Actively exploited CVEs and related reading

As of June 2026, CVE-2026-5366 is not listed in the U.S. CISA "Known Exploited Vulnerabilities (KEV)" catalog. Still, a CWE-94 (code injection) rated CVSS 9.9 is top-tier, and given the nature of a data platform, abuse from insiders or compromised accounts is a realistic risk. We keep the latest status of confirmed-exploited CVEs updated in our CISA KEV dashboard (Japanese).

Vulnerabilities in pip-distributed OSS like Prefect can spread into unexpected places through dependency chains. To check whether the packages you use carry known holes, see our OSS supply-chain scanner. The same "execute external input as-is" type of incident keeps happening across development and data tools, as we've covered with the overrideConfig flaw in the AI builder Flowise and the LiteLLM command injection.

Summary

CVE-2026-5366 is an argument-injection flaw born because Prefect passed the user-specified "commit number" straight into the git command's arguments when fetching code. Simply sending a git option disguised as a number runs an arbitrary command on the worker that does the processing, and it is rated CVSS 9.9. The fix landed in PR #21384 and is in place from 3.6.25.dev7 onward.
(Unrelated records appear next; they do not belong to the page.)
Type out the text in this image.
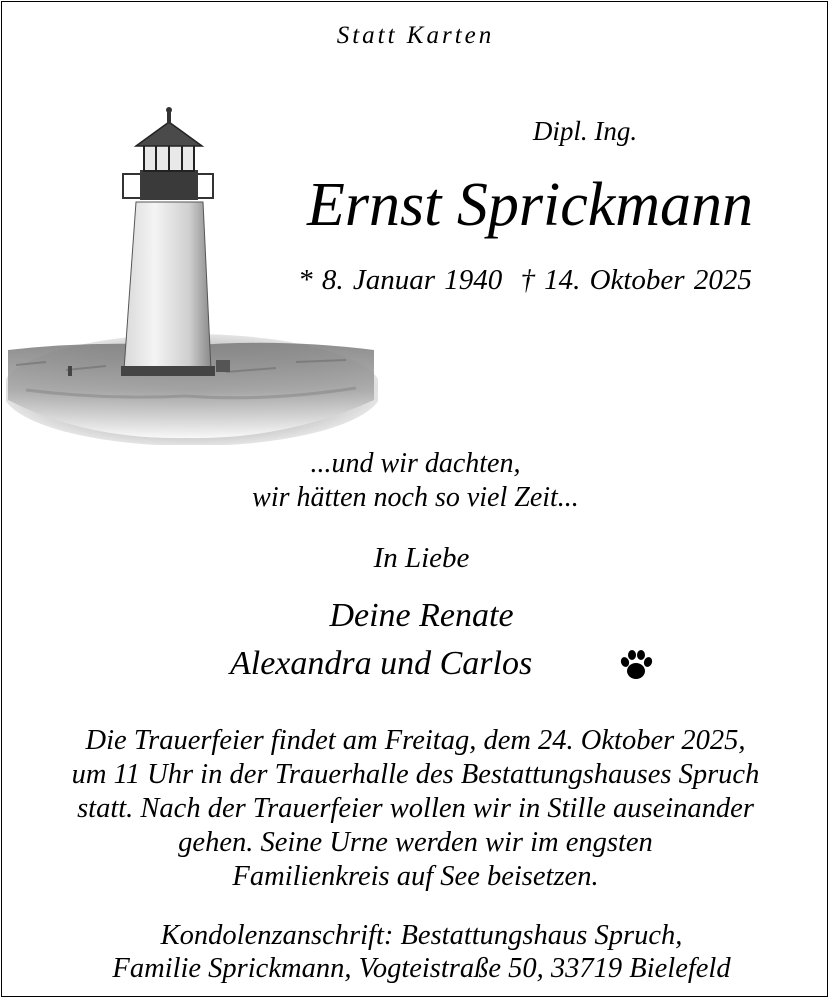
Statt Karten

Dipl. Ing.

Ernst Sprickmann

* 8. Januar 1940 † 14. Oktober 2025

...und wir dachten,

wir hätten noch so viel Zeit...

In Liebe

Deine Renate

Alexandra und Carlos

Die Trauerfeier findet am Freitag, dem 24. Oktober 2025,

um 11 Uhr in der Trauerhalle des Bestattungshauses Spruch

statt. Nach der Trauerfeier wollen wir in Stille auseinander

gehen. Seine Urne werden wir im engsten

Familienkreis auf See beisetzen.

Kondolenzanschrift: Bestattungshaus Spruch,

Familie Sprickmann, Vogteistraße 50, 33719 Bielefeld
The real danger of this hole is that it needs no high privilege to trigger, and its impact reaches other users of the shared platform. A data platform is where the data itself and the key ring that moves it gather, so one takeover chains into broader damage. If you use Prefect self-hosted, in addition to updating the server and workers, take this moment to inventory "who can register deployments" and "how far the workers' keys reach."